Research Highlights
2018
Quantifying information transfer in the GPCR signalling system
G-protein coupled receptors (GPCR) constitute one of the most widespread class of receptors used by cell to get information on their external environment. However it was still debated whether the GPCR signaling system can measure more that the presence or absence of a compound binding to the receptor. Together with the team of Vladimir Katanaev of the Department of Pharmacology and Toxicology at UNIL, we quantified, using tools from information theory, the amount of information that the GPCR system can provide to a cell and showed that it can distinguish between multiple concentration levels. The paper has just been published in Nature Communications.

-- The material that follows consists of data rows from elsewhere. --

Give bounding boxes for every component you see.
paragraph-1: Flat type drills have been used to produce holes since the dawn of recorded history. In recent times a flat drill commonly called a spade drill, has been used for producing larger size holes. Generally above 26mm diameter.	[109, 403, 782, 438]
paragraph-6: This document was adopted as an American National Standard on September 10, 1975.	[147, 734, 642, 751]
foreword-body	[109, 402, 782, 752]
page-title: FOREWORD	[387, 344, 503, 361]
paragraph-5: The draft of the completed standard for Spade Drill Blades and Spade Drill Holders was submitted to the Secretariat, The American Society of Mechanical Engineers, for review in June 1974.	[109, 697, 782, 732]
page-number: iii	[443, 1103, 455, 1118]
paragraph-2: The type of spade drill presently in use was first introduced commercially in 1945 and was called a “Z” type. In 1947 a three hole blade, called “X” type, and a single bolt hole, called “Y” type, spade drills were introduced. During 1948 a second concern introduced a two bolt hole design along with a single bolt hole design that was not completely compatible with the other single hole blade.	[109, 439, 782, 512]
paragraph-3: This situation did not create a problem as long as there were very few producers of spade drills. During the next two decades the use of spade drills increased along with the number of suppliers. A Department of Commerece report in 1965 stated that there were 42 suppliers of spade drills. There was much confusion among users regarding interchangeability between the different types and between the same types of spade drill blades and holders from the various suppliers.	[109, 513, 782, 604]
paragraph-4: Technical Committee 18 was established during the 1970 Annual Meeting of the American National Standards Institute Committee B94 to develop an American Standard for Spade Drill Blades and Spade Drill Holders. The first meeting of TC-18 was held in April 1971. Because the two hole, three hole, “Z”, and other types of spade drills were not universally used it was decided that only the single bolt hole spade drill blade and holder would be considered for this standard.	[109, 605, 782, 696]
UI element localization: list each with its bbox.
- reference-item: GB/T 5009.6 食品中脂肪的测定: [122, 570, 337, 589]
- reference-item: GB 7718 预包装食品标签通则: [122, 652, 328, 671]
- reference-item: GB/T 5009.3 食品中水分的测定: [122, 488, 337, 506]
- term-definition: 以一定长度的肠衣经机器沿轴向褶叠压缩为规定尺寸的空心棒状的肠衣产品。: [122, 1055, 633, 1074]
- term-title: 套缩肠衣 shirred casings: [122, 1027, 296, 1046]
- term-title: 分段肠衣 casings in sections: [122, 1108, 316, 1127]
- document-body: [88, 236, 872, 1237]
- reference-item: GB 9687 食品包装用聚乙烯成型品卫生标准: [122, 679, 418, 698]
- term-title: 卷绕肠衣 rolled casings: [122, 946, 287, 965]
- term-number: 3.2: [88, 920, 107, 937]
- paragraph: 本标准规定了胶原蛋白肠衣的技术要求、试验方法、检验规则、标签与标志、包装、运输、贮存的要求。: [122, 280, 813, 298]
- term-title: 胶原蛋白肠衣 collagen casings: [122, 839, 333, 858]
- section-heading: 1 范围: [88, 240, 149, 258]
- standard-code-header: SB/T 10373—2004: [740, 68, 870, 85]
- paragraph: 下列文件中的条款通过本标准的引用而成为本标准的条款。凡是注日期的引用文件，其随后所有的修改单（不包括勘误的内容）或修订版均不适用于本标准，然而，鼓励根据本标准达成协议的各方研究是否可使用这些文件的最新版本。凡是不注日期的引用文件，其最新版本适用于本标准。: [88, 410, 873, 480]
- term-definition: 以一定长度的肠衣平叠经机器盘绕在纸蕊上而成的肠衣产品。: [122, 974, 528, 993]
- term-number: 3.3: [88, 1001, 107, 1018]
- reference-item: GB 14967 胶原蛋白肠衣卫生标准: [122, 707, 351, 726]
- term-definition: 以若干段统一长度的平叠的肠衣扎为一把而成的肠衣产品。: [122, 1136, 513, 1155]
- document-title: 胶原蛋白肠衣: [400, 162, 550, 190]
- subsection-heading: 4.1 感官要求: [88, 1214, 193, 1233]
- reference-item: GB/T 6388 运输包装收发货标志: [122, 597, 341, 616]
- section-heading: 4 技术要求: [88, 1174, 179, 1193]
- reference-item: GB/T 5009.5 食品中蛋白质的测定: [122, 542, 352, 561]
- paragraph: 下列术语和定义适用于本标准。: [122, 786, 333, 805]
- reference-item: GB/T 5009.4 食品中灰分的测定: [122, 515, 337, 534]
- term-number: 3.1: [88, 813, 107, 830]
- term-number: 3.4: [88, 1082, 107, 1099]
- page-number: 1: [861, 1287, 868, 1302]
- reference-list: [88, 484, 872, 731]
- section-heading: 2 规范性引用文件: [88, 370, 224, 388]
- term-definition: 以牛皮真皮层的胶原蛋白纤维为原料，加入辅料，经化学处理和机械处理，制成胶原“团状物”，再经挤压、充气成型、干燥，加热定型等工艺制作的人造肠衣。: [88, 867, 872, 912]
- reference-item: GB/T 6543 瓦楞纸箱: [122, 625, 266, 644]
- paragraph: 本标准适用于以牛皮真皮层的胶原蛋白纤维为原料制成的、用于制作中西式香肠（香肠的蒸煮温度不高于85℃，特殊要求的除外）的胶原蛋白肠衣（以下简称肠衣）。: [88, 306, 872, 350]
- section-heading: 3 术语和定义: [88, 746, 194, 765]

Disease Module Identification DREAM Challenge
Many bioinformatics methods have been proposed for reducing the complexity of large gene or protein networks into relevant subnetworks or modules. Yet, how such methods compare to each other in terms of their ability to identify disease-relevant modules in different types of networks remains poorly understood. We launched the “Disease Module Identification DREAM Challenge”, an open competition to comprehensively assess module identification methods across diverse protein-protein interaction, signaling, gene co-expression, homology, and cancer-gene networks. Assessing 75 contributed module identification methods revealed novel top-performing algorithms, and established resource of modules correspond to core disease-relevant pathways for studying human disease biology (https://synapse.org/modulechallenge and https://www.biorxiv.org/content/10.1101/265553v1).
2019
PhenoMeNal: processing and analysis of metabolomics data in the cloud.
As a member of the PhenoMeNal (Phenome and Metabolome aNalysis) consortium we contributed to the advanced and complete solution to set up Infrastructure-as-a-Service (IaaS) that brings workflow-oriented, interoperable metabolomics data analysis platforms into the cloud. PhenoMeNal seamlessly integrates a wide array of existing open-source tools that are tested and packaged as Docker containers through the project's continuous integration process and deployed based on a kubernetes orchestration framework. It also provides a number of standardised, automated, and published analysis workflows.